Saturday, September 13, 2025

Who Is the Subject?

 Let’s start today with a little grammar quiz.  What is the subject of a sentence? The subject performs the action or is described by the verb.  Tom threw the ball.  Tom performs the action of throwing the ball.  Tom is a baseball player.  Tom is being described as being a baseball player.  Tom is the subject of both sentences.  

This Sunday the Church gives us the great opportunity to look at the cross.  The other day we really get to do this, of course, is Good Friday.  As we think about the crucifixion, perhaps we don’t see Jesus as the subject, but rather as the object or the victim.  We can say Pontius Pilate crucified Jesus.  We can say the Jewish leaders crucified Jesus.  We can even say our collective sins crucified Jesus.  While these thoughts have some degree of truth, I think they fall short by of what the crucifixion is mostly about.  Having Pontius Pilate or the Jewish leaders or our sins as the subject of the action, it leaves Jesus as a helpless victim.  And yes, we might consider him a victim, but we must realize that he is a willing victim, he is the subject.  Jesus chose to be crucified.  For he is God.  God is never a powerless victim, rather, he is a willing savior and redeemer.

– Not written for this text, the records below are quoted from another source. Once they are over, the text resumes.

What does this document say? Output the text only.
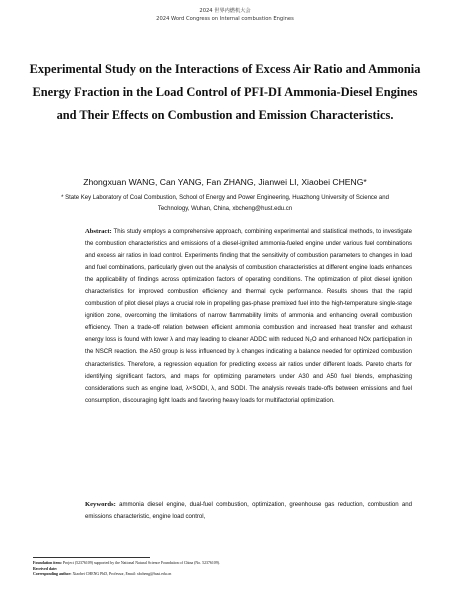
2024 世界内燃机大会
2024 Word Congress on Internal combustion Engines
Experimental Study on the Interactions of Excess Air Ratio and Ammonia Energy Fraction in the Load Control of PFI-DI Ammonia-Diesel Engines and Their Effects on Combustion and Emission Characteristics.
Zhongxuan WANG, Can YANG, Fan ZHANG, Jianwei LI, Xiaobei CHENG*
* State Key Laboratory of Coal Combustion, School of Energy and Power Engineering, Huazhong University of Science and Technology, Wuhan, China, xbcheng@hust.edu.cn
Abstract: This study employs a comprehensive approach, combining experimental and statistical methods, to investigate the combustion characteristics and emissions of a diesel-ignited ammonia-fueled engine under various fuel combinations and excess air ratios in load control. Experiments finding that the sensitivity of combustion parameters to changes in load and fuel combinations, particularly given out the analysis of combustion characteristics at different engine loads enhances the applicability of findings across optimization factors of operating conditions. The optimization of pilot diesel ignition characteristics for improved combustion efficiency and thermal cycle performance. Results shows that the rapid combustion of pilot diesel plays a crucial role in propelling gas-phase premixed fuel into the high-temperature single-stage ignition zone, overcoming the limitations of narrow flammability limits of ammonia and enhancing overall combustion efficiency. Then a trade-off relation between efficient ammonia combustion and increased heat transfer and exhaust energy loss is found with lower λ and may leading to cleaner ADDC with reduced N₂O and enhanced NOx participation in the NSCR reaction. the A50 group is less influenced by λ changes indicating a balance needed for optimized combustion characteristics. Therefore, a regression equation for predicting excess air ratios under different loads. Pareto charts for identifying significant factors, and maps for optimizing parameters under A30 and A50 fuel blends, emphasizing considerations such as engine load, λ×SODI, λ, and SODI. The analysis reveals trade-offs between emissions and fuel consumption, discouraging light loads and favoring heavy loads for multifactorial optimization.
Keywords: ammonia diesel engine, dual-fuel combustion, optimization, greenhouse gas reduction, combustion and emissions characteristic, engine load control,
Foundation item: Project (52376109) supported by the National Natural Science Foundation of China (No. 52376109).
Received date:
Corresponding author: Xiaobei CHENG PhD, Professor, Email: xbcheng@hust.edu.cn
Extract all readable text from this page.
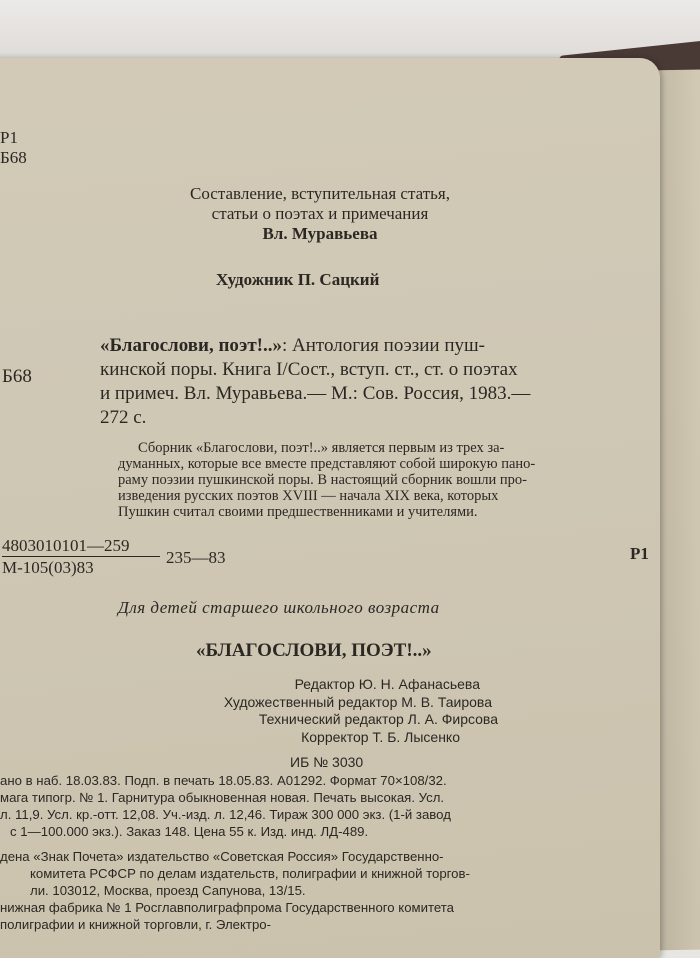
Р1
Б68
Составление, вступительная статья,
статьи о поэтах и примечания
Вл. Муравьева
Художник П. Сацкий
Б68
«Благослови, поэт!..»: Антология поэзии пуш-
кинской поры. Книга I/Сост., вступ. ст., ст. о поэтах
и примеч. Вл. Муравьева.— М.: Сов. Россия, 1983.—
272 с.
Сборник «Благослови, поэт!..» является первым из трех за-
думанных, которые все вместе представляют собой широкую пано-
раму поэзии пушкинской поры. В настоящий сборник вошли про-
изведения русских поэтов XVIII — начала XIX века, которых
Пушкин считал своими предшественниками и учителями.
4803010101—259
М-105(03)83
235—83	Р1
Для детей старшего школьного возраста
«БЛАГОСЛОВИ, ПОЭТ!..»
Редактор Ю. Н. Афанасьева
Художественный редактор М. В. Таирова
Технический редактор Л. А. Фирсова
Корректор Т. Б. Лысенко
ИБ № 3030
ано в наб. 18.03.83. Подп. в печать 18.05.83. А01292. Формат 70×108/32.
мага типогр. № 1. Гарнитура обыкновенная новая. Печать высокая. Усл.
л. 11,9. Усл. кр.-отт. 12,08. Уч.-изд. л. 12,46. Тираж 300 000 экз. (1-й завод
с 1—100.000 экз.). Заказ 148. Цена 55 к. Изд. инд. ЛД-489.
дена «Знак Почета» издательство «Советская Россия» Государственно-
комитета РСФСР по делам издательств, полиграфии и книжной торгов-
ли. 103012, Москва, проезд Сапунова, 13/15.
нижная фабрика № 1 Росглавполиграфпрома Государственного комитета
полиграфии и книжной торговли, г. Электро-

In Phillipians, we hear about the all-powerful God emptying himself and taking the form a slave.  He humbled himself.  His torturers did not wield power over him.  No, he emptied himself and took the form a slave.  We did not make him a slave.  He became one, so that we might have life.  The Incarnation itself, the Word becoming flesh, was a total gift of self.  The Eucharist is a total gift of self.  He gave it to us.  We did not take it from him.  He laid down his life for us.

Why does this matter?  After all, he still died.  What does it matter if he gave his life or if it was taken from him?  It make all the difference.  A God who had his life taken from him is simply a God who lost his power.  A God who has given himself for our sake and the sake of the whole world is a lover.

From the very beginning, God is in love with whom he created.  He longs for us to be with him for all eternity.  This desire is in him and it never fades.  It is very simply who he is.  And so it he acts on that desire, and we get phrases in today’s readings like, “He emptied himself…He humbled himself….He became obedient even to death, death on a cross.”  A lover does something for the sake of the beloved.  The lover could stop the action at any point.  The sentence is nothing without the subject.  The fact that Jesus, that God, that the one who loves us without measure, could have stopped the crucifixion and didn’t is an amazing reality.  He came not to condemn the world, but to save it. There has never been or where there ever be a more important sentence as this, “For God so loved the world that he gave his only Son, so that everyone who believes in him might not perish but might have eternal life.”  Where would we be with that sentence and most importantly without the subject ot that sentence?